Reports from the meeting suggested that attempts to establish a consensus had been “scuttled by the exercise of an effective veto, ” McCully said in a statement.

“Reports from the meeting make it clear that the vast majority of CCAMLR members have been flexible and constructive in seeking consensus,” said McCully.

While “reasonable differences” could exist on the conservation, science and fisheries in a Ross Sea region MPA, it was undeniable that those differences had to be resolved through constructive dialogue.

“While that outcome has eluded us on this occasion, this debate will not simply go away. International pressure for responsible leadership will intensify and New Zealand has every intention of playing its full part in ultimately achieving the right outcome,” said McCully.

University of Canterbury law expert Professor Karen Scott said today that Russia’s legal concerns had no legal foundation as Russia had supported other marine protected areas on the high seas.

“Although there is no global instrument that provides for an explicit right to create MPAs on the high seas, a number of treaties that require states to take measures to protect ocean biodiversity arguably provide implicit support for such measures,” Scott said in a statement.

“Relevant treaties include the 1982 United Nations Convention on the Law of the Sea and the 1992 Biodiversity Convention. States, including Russia, have agreed to protect 10 percent of the world’s oceans by 2020 under the 2010 Aichi Biodiversity Targets. This commitment was reaffirmed by the United Nations General Assembly in September 2011.”
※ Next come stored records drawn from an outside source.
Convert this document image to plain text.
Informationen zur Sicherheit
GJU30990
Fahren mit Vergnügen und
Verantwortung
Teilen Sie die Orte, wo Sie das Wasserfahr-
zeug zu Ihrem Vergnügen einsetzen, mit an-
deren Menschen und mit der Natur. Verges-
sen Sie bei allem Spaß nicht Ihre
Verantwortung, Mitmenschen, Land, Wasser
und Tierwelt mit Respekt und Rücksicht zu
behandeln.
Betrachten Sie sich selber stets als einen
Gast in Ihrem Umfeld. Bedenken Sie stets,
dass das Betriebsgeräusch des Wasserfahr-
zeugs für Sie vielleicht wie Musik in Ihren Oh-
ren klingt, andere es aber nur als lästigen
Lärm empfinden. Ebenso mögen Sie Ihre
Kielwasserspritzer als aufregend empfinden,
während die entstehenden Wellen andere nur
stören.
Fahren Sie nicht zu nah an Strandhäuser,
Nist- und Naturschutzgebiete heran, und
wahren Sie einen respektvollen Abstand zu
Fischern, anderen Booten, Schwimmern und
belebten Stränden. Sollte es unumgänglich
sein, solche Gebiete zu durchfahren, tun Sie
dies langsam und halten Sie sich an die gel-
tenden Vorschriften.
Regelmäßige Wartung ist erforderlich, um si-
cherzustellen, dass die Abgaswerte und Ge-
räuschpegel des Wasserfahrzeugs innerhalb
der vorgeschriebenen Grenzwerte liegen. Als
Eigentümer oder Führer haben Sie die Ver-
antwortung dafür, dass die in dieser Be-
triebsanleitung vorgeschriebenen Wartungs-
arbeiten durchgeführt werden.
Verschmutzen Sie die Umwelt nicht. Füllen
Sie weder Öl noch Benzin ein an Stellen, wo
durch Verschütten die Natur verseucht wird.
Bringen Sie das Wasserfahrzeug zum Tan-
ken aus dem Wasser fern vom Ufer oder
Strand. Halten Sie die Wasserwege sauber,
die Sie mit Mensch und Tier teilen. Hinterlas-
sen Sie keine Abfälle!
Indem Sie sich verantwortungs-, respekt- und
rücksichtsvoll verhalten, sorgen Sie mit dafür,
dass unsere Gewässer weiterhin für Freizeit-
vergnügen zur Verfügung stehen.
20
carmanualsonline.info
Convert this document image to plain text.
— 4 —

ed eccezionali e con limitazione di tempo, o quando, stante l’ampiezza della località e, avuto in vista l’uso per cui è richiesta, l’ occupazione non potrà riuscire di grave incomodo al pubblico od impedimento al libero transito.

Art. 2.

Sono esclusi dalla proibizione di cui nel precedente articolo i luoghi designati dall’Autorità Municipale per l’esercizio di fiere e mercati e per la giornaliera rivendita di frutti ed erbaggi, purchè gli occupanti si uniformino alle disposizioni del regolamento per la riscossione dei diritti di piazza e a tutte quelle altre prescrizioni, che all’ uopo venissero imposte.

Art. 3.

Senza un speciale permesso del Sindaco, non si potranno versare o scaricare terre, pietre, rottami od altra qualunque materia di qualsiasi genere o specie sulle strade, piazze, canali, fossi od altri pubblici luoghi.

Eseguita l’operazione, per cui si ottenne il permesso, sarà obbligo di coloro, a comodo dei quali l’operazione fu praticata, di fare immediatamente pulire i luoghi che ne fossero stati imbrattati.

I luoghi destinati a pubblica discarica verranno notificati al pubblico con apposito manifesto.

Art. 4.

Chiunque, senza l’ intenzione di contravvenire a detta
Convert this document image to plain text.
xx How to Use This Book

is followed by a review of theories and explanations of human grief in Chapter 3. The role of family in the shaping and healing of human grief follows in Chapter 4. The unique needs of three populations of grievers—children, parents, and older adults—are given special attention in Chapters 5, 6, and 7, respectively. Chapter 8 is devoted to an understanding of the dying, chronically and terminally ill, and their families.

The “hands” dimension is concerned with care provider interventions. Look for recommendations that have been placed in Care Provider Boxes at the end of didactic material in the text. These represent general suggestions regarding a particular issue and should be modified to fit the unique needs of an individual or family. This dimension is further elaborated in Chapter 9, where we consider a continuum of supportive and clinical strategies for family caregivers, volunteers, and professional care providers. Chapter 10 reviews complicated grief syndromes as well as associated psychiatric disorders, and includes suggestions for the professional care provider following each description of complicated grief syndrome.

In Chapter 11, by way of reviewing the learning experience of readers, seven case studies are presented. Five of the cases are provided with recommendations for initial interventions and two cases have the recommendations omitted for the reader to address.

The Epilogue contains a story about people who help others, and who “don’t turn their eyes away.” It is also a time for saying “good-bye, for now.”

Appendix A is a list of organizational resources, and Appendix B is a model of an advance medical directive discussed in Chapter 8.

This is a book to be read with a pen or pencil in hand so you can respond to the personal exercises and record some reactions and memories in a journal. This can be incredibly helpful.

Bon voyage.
New Zealand and other like-minded countries had been successful in their diplomatic efforts over the last few months to persuade states such as China, Japan and South Korea to back the initiative.

As the commission only adopted conservation measures by consensus, these states would have to make further significant diplomatic efforts to allay Russia’s concerns and to persuade it to support both the Ross Sea and the East Antarctic MPA proposals before the next annual CCAMLR meeting in Hobart, Australia, in October.